De gemiddelde nomadenfamilie bestaat uit 5-6 personen en bewoont een of twee tenten van zo’n 12 m². De tent wordt warm gehouden met gedroogde yakmest als brandstof. Het wassen van kleding en lichaam is er maar zelden bij. Om de huid te verzorgen wordt deze regelmatig ingesmeerd met yakboter; een gebruik dat ons op niet erg hygienisch overkomt, maar wel helpt tegen de kou.
Vanwege hun mobiele bestaan zijn de bezittingen veelal beperkt tot enkele houten kisten, waarin granen, thee,suiker e.d. bewaard worden, een aantal yakhuiden zakken met kleding, een boeddhistisch altaar en keukengerei. Rijkdom laat zich vooral aflezen aan de sieraden van de vrouwen, die ook nu nog veelvuldig gedragen worden.
Kleding
Menig Tibetaan, zeker in een grote plaats als Lhasa, draagt tegenwoordige westerse of Chinese kleding, maar op veel andere plaatsen is traditionele kleding nog algemeen. Daar dragen zowel mannen als vrouwen de chuba, een zware mantel van wol of schapenhuid, rond het middel bijeen gehouden door een brede leren of geweven riem. In de ruimte boven de riem worden allerlei zaken meegedragen zoals drinkmokken. Bij mannen reikt de chuba gewoonlijk tot de knie, terwijl deze bij vrouwen en monniken tot de enkels reikt. In Centraal- en Oost-Tibet dragen vrouwen er vanouds een ruim schort overheen. In combinatie met de chuba draagt men vaak gekleurde of vilten laarzen met leren zolen.

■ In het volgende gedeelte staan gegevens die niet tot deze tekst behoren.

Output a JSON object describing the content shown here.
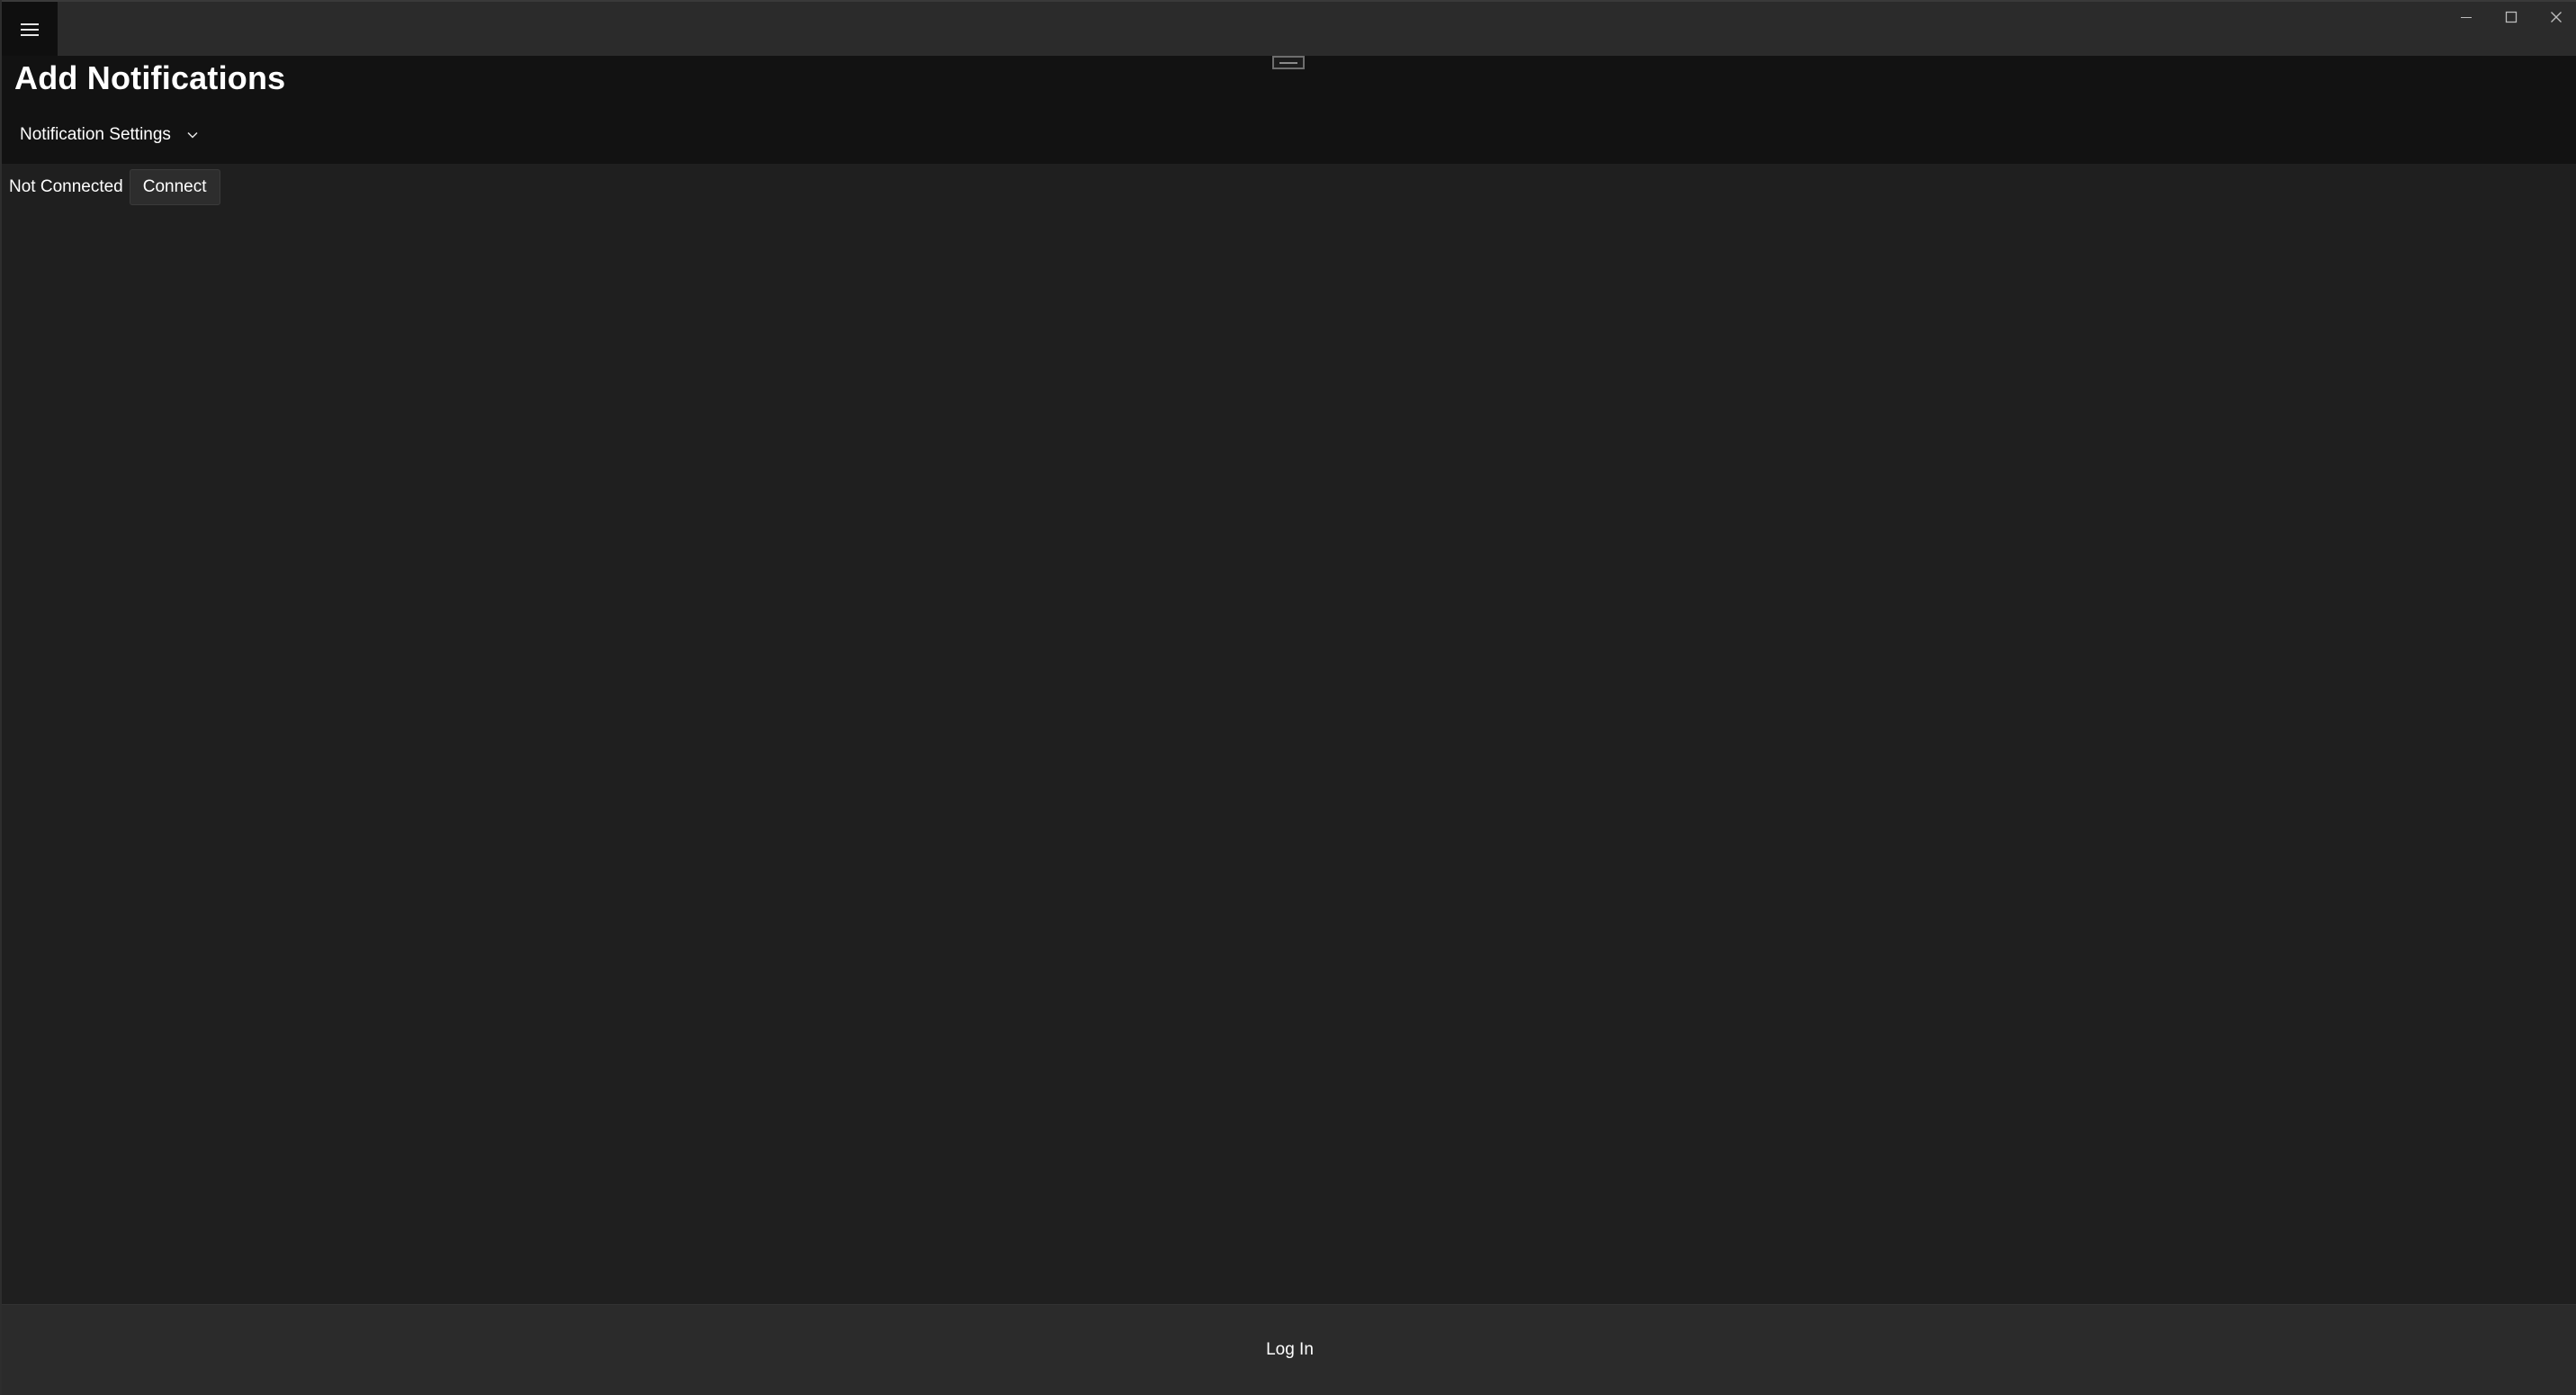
{
  "window": {
    "caption_buttons": {
      "minimize_icon": "minimize-icon",
      "maximize_icon": "maximize-icon",
      "close_icon": "close-icon"
    },
    "menu_icon": "hamburger-menu-icon"
  },
  "header": {
    "title": "Add Notifications",
    "settings_dropdown": {
      "label": "Notification Settings",
      "icon": "chevron-down-icon"
    }
  },
  "status": {
    "text": "Not Connected",
    "connect_label": "Connect"
  },
  "footer": {
    "login_label": "Log In"
  },
  "colors": {
    "background": "#1f1f1f",
    "titlebar": "#2b2b2b",
    "header": "#121212",
    "menu_button": "#0f0f0f",
    "text": "#ffffff"
  }
}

Vroeger was aan kleding onderscheid af te lezen in status en rijkdom, en dan vooral aan de kwaliteit van het materiaal, zoals zijde. Rijkdom bleek verder uit de hoeveelheid sieraden, bezet met parels, koraal, turquoise en barnsteen en aan de dikwijls prachtig bewerkte talismannen en zilveren doosjes met daarin relikwieën, mantra’s of afbeeldingen van beschermheiligen, om de hals gedragen tegen ongeluk en kwade invloeden.

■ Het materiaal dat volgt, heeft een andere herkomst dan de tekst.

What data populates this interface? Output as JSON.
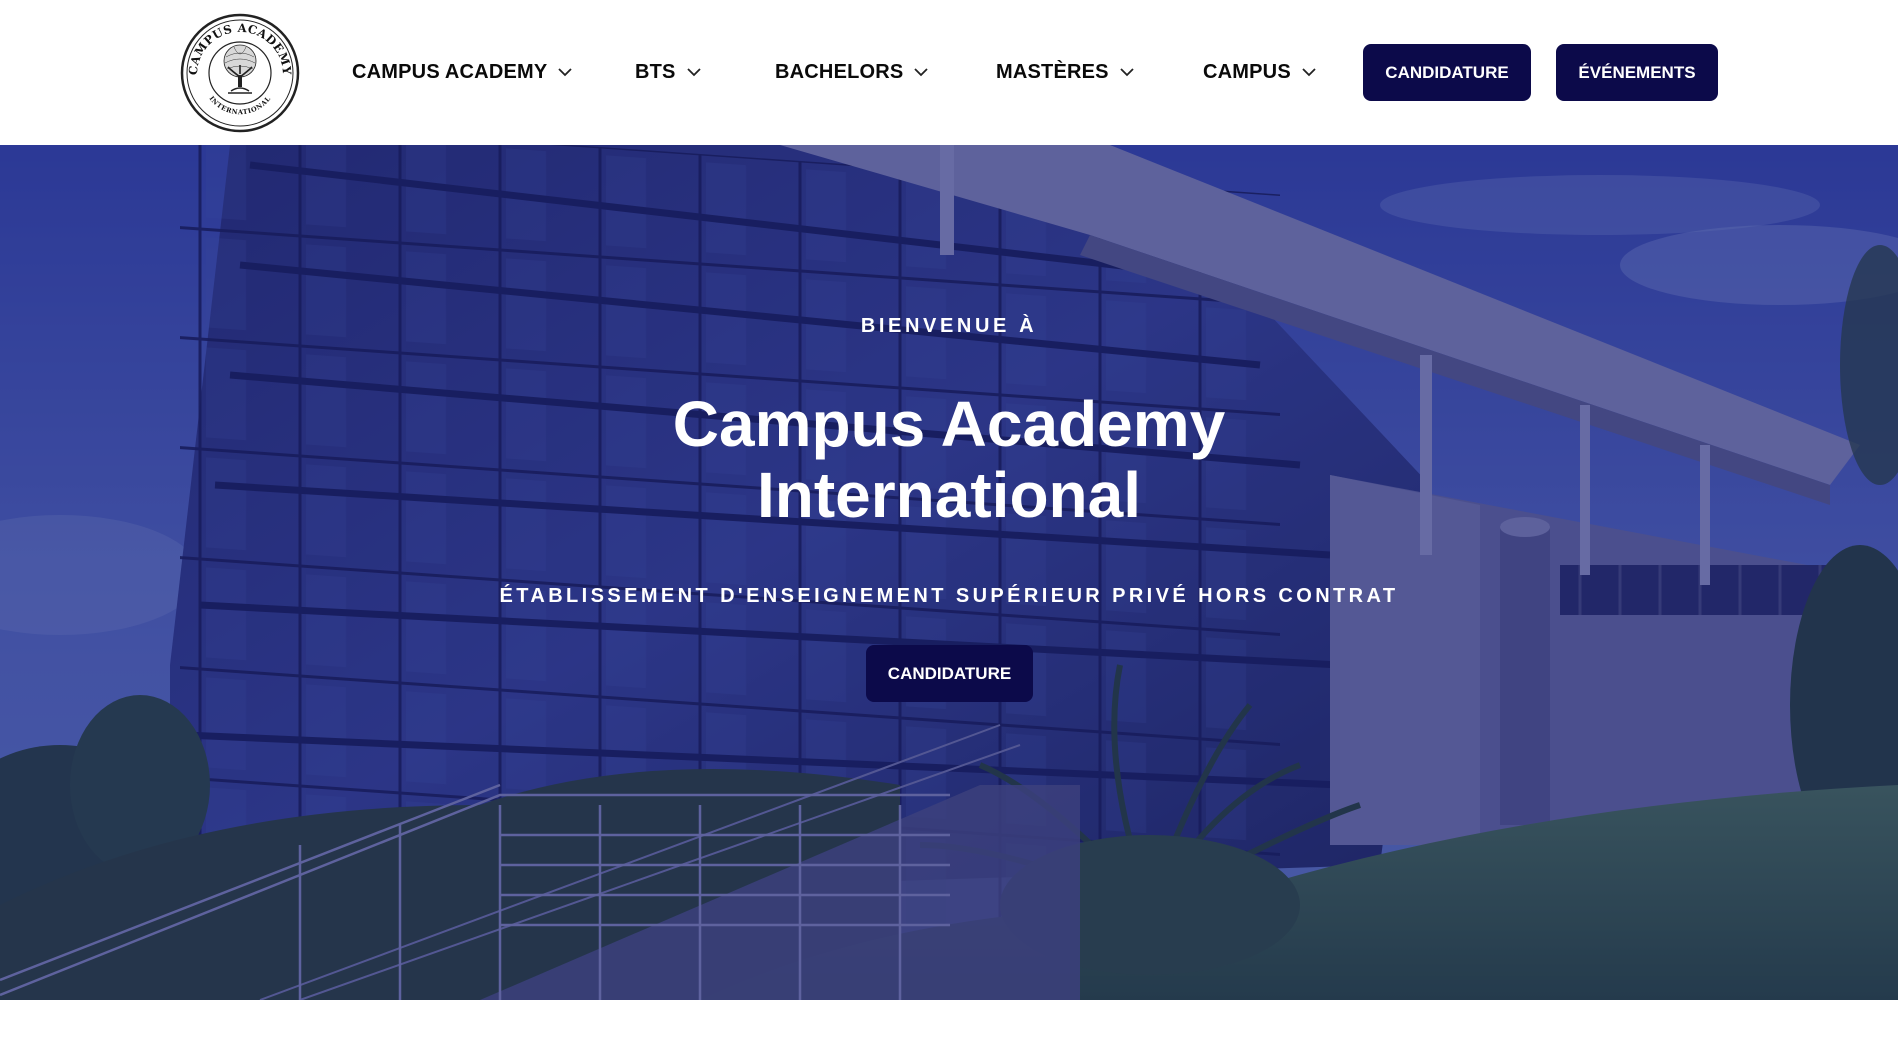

Niet alleen vrouwen, ook talloze Tibetaanse mannen dragen sieraden. Met name de Khampa’s hebben tenminste een oorbel, en rode koorden in het haar dat in twee vlechten rond het hoofd gebonden wordt. De traditionele haardracht van vrouwen varieert per streek en is soms spectaculair. In de omgeving van Xigaze en Gyangze wordt het haar bevestigd aan een houten boog die als een halve cirkel boven het hoofd wordt gedragen, met een derde boog naar achteren. Rond Lhasa geeft men de voorkeur aan een kleinere houten constructie, die dichter op het hoofd wordt gedragen. Aristocratische vrouwen droegen het haar ook wel in 108 kleine vlechtjes, waaraan barnsteen en koraal werden bevestigd.